If you tested your soil, make sure you apply the fertilizer recommended by the results. If you didn’t test your soil, apply a slow-release fertilizer with a nitrogen-phosphorus-potassium ratio of 3-1-1.
Seeding your yard? Add fertilizer a week prior and water it into the soil.
Step 5: Keep Your Invisible Friends Happy
Your yard is a living, breathing community filled with billions of microbes and microscopic organisms per handful of soil. Keep them happy and well fed on soil that has 2–5% organic material, and they’ll keep your grass green and healthy.
Step 6: Air it Out
Some yards are so starved for attention and oxygen, you just need to literally poke them to make them feel alive again. By using a core aerator your lawn, you create space in your soil that allow grass roots to grow deeper, and receive more fertilizer and organic matter they need to thrive.
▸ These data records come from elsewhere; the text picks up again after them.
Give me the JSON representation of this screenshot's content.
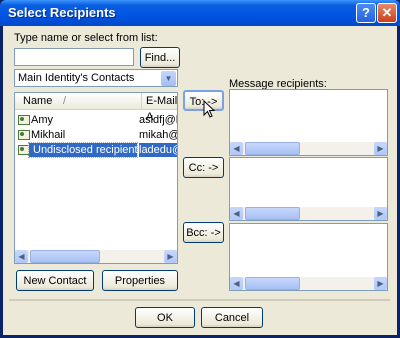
{
  "window": {
    "title": "Select Recipients",
    "help_glyph": "?",
    "close_glyph": "✕"
  },
  "search": {
    "label": "Type name or select from list:",
    "value": "",
    "find_label": "Find..."
  },
  "source": {
    "selected": "Main Identity's Contacts",
    "arrow": "▼"
  },
  "contacts": {
    "columns": [
      "Name",
      "E-Mail A"
    ],
    "sort_glyph": "/",
    "rows": [
      {
        "name": "Amy",
        "email": "asldfj@lj"
      },
      {
        "name": "Mikhail",
        "email": "mikah@"
      },
      {
        "name": "Undisclosed recipients",
        "email": "ladedu@"
      }
    ]
  },
  "buttons": {
    "new_contact": "New Contact",
    "properties": "Properties",
    "to": "To: ->",
    "cc": "Cc: ->",
    "bcc": "Bcc: ->",
    "ok": "OK",
    "cancel": "Cancel"
  },
  "recipients": {
    "label": "Message recipients:"
  },
  "scroll": {
    "left": "◀",
    "right": "▶"
  }
}
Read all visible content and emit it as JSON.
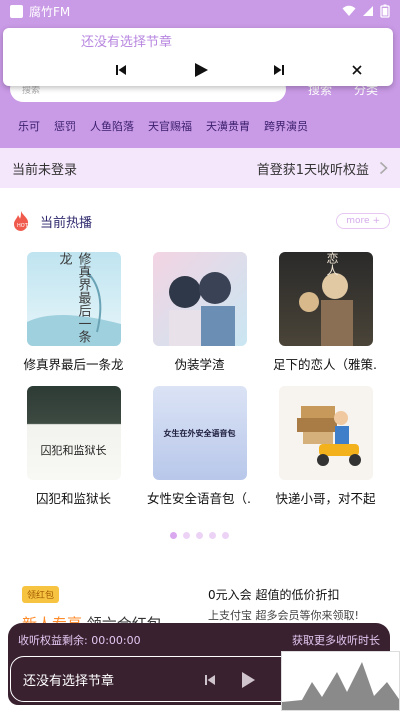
{
  "status_bar": {
    "app_name": "腐竹FM"
  },
  "search": {
    "placeholder": "搜索",
    "search_label": "搜索",
    "category_label": "分类"
  },
  "tags": [
    "乐可",
    "惩罚",
    "人鱼陷落",
    "天官赐福",
    "天潢贵胄",
    "跨界演员"
  ],
  "notification": {
    "title": "还没有选择节章"
  },
  "login_bar": {
    "status": "当前未登录",
    "promo": "首登获1天收听权益"
  },
  "hot": {
    "title": "当前热播",
    "more_label": "more +",
    "items": [
      {
        "title": "修真界最后一条龙",
        "cover_text": "修真界最后一条龙"
      },
      {
        "title": "伪装学渣",
        "cover_text": ""
      },
      {
        "title": "足下的恋人（雅策...",
        "cover_text": "恋人"
      },
      {
        "title": "囚犯和监狱长",
        "cover_text": "囚犯和监狱长"
      },
      {
        "title": "女性安全语音包（...",
        "cover_text": "女生在外安全语音包"
      },
      {
        "title": "快递小哥，对不起",
        "cover_text": ""
      }
    ],
    "carousel_pages": 5,
    "carousel_active": 0
  },
  "promo": {
    "badge": "领红包",
    "left_text_accent": "新人专享",
    "left_text": "领六合红包",
    "right_line1": "0元入会 超值的低价折扣",
    "right_line2": "上支付宝 超多会员等你来领取!"
  },
  "player": {
    "quota_label": "收听权益剩余: 00:00:00",
    "get_more": "获取更多收听时长",
    "now_playing": "还没有选择节章"
  },
  "colors": {
    "header_bg": "#c99ae6",
    "login_bg": "#f4e6fb",
    "player_bg": "#3a2130",
    "accent_text": "#d5a9ea"
  }
}
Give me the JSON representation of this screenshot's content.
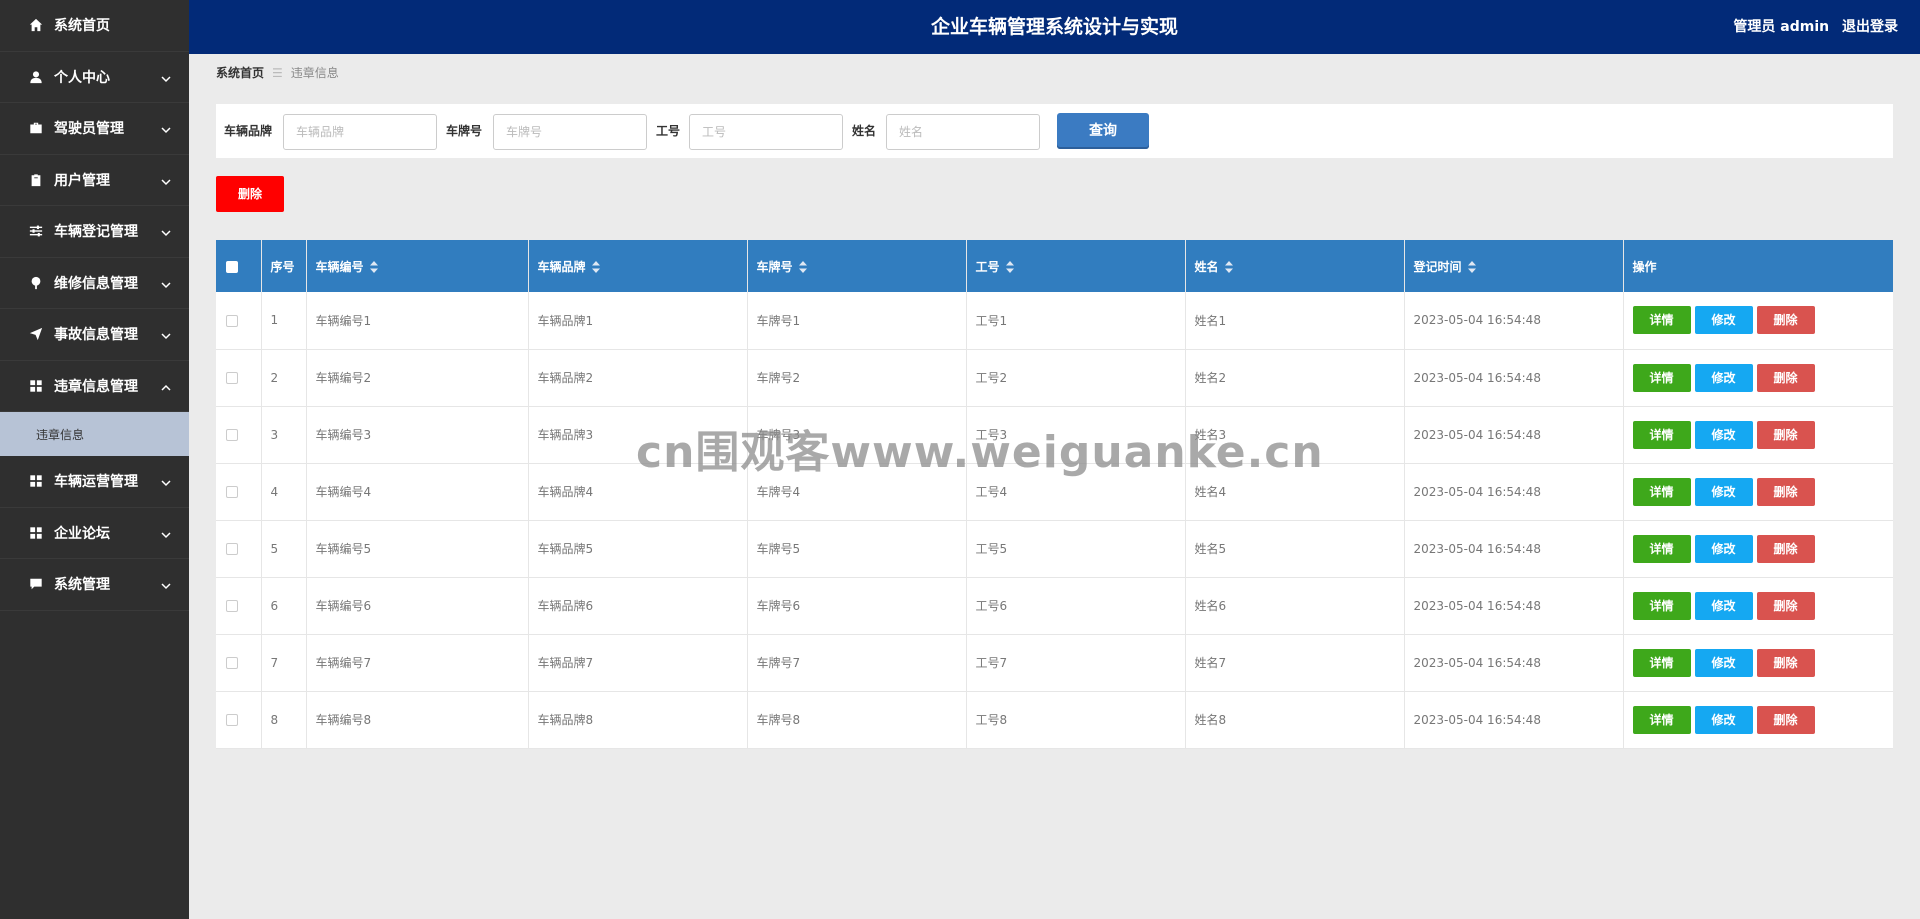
{
  "header": {
    "title": "企业车辆管理系统设计与实现",
    "user": "管理员 admin",
    "logout": "退出登录"
  },
  "sidebar": {
    "items": [
      {
        "label": "系统首页",
        "icon": "home-icon",
        "expandable": false
      },
      {
        "label": "个人中心",
        "icon": "user-icon",
        "expandable": true
      },
      {
        "label": "驾驶员管理",
        "icon": "briefcase-icon",
        "expandable": true
      },
      {
        "label": "用户管理",
        "icon": "clipboard-icon",
        "expandable": true
      },
      {
        "label": "车辆登记管理",
        "icon": "sliders-icon",
        "expandable": true
      },
      {
        "label": "维修信息管理",
        "icon": "pin-icon",
        "expandable": true
      },
      {
        "label": "事故信息管理",
        "icon": "send-icon",
        "expandable": true
      },
      {
        "label": "违章信息管理",
        "icon": "grid-icon",
        "expandable": true,
        "expanded": true
      },
      {
        "label": "车辆运营管理",
        "icon": "grid-icon",
        "expandable": true
      },
      {
        "label": "企业论坛",
        "icon": "grid-icon",
        "expandable": true
      },
      {
        "label": "系统管理",
        "icon": "chat-icon",
        "expandable": true
      }
    ],
    "sub_item": "违章信息"
  },
  "breadcrumb": {
    "home": "系统首页",
    "sep": "☰",
    "current": "违章信息"
  },
  "search": {
    "brand_label": "车辆品牌",
    "brand_placeholder": "车辆品牌",
    "plate_label": "车牌号",
    "plate_placeholder": "车牌号",
    "workno_label": "工号",
    "workno_placeholder": "工号",
    "name_label": "姓名",
    "name_placeholder": "姓名",
    "query_label": "查询"
  },
  "delete_button": "删除",
  "table": {
    "headers": {
      "index": "序号",
      "vehicle_no": "车辆编号",
      "brand": "车辆品牌",
      "plate": "车牌号",
      "workno": "工号",
      "name": "姓名",
      "time": "登记时间",
      "ops": "操作"
    },
    "op_labels": {
      "detail": "详情",
      "edit": "修改",
      "delete": "删除"
    },
    "rows": [
      {
        "index": "1",
        "vehicle_no": "车辆编号1",
        "brand": "车辆品牌1",
        "plate": "车牌号1",
        "workno": "工号1",
        "name": "姓名1",
        "time": "2023-05-04 16:54:48"
      },
      {
        "index": "2",
        "vehicle_no": "车辆编号2",
        "brand": "车辆品牌2",
        "plate": "车牌号2",
        "workno": "工号2",
        "name": "姓名2",
        "time": "2023-05-04 16:54:48"
      },
      {
        "index": "3",
        "vehicle_no": "车辆编号3",
        "brand": "车辆品牌3",
        "plate": "车牌号3",
        "workno": "工号3",
        "name": "姓名3",
        "time": "2023-05-04 16:54:48"
      },
      {
        "index": "4",
        "vehicle_no": "车辆编号4",
        "brand": "车辆品牌4",
        "plate": "车牌号4",
        "workno": "工号4",
        "name": "姓名4",
        "time": "2023-05-04 16:54:48"
      },
      {
        "index": "5",
        "vehicle_no": "车辆编号5",
        "brand": "车辆品牌5",
        "plate": "车牌号5",
        "workno": "工号5",
        "name": "姓名5",
        "time": "2023-05-04 16:54:48"
      },
      {
        "index": "6",
        "vehicle_no": "车辆编号6",
        "brand": "车辆品牌6",
        "plate": "车牌号6",
        "workno": "工号6",
        "name": "姓名6",
        "time": "2023-05-04 16:54:48"
      },
      {
        "index": "7",
        "vehicle_no": "车辆编号7",
        "brand": "车辆品牌7",
        "plate": "车牌号7",
        "workno": "工号7",
        "name": "姓名7",
        "time": "2023-05-04 16:54:48"
      },
      {
        "index": "8",
        "vehicle_no": "车辆编号8",
        "brand": "车辆品牌8",
        "plate": "车牌号8",
        "workno": "工号8",
        "name": "姓名8",
        "time": "2023-05-04 16:54:48"
      }
    ]
  },
  "watermark": "cn围观客www.weiguanke.cn",
  "colors": {
    "header_bg": "#022a78",
    "sidebar_bg": "#2f2f2f",
    "table_header_bg": "#317dbf",
    "detail_btn": "#3ea81b",
    "edit_btn": "#15a8f2",
    "delete_btn": "#d9534f",
    "delete_all_btn": "#ff0000",
    "query_btn": "#3b7bc2"
  }
}
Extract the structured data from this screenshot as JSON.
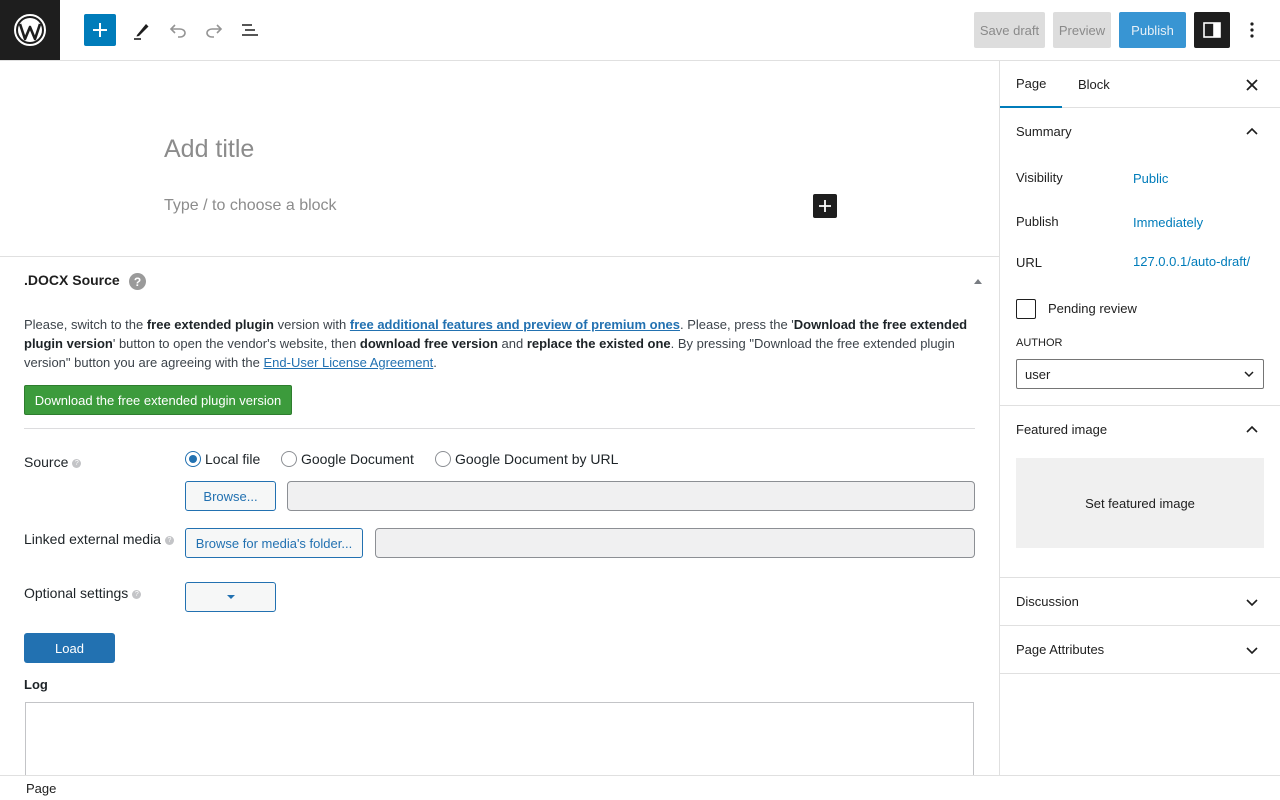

Read our article on the best time to aerate your yard.
Step 7: Spread Some Grass Seed
Use your hands or a broadcast spreader to spread grass seed throughout your lawn. Want more power? A slit-seeder cuts little slits in your yard and plants the grass seed automatically.
Before sowing the grass seed, dethatch your yard to expose the soil by a ½ inch, and soak your yard. Start sowing at the edge of your area. Divide the remaining seed and apply half while walking in one direction, and the rest while walking in another. Lightly cover the seeded area with compost and topsoil.
When you overseed is dependent on where you live.
Overseed in late summer or early fall to help young grass germinate, establish strong roots, and store food needed for spring.
Overseed in the early summer to help it grass grow strong roots and store nutrients right before fall.
Step 8: Show Some Love
Your newly restored yard needs appropriate care. To speed up germination, mist your yard for 5 to 10 minutes in the morning and afternoon after you overseed, and twice a day there after.
Your grass should be about two-inches tall in four to six weeks. At this time, you can return to a normal watering schedule, and even add a second dose of fertilizer. You can mow it once it reaches three- to four-inches tall. Make sure your mower blade is sharp. A dull mower blade will only rip up your young grass — and we’re right back where we began.
You deserve a great-looking green yard. In eight simple steps, you’ll get there in no time.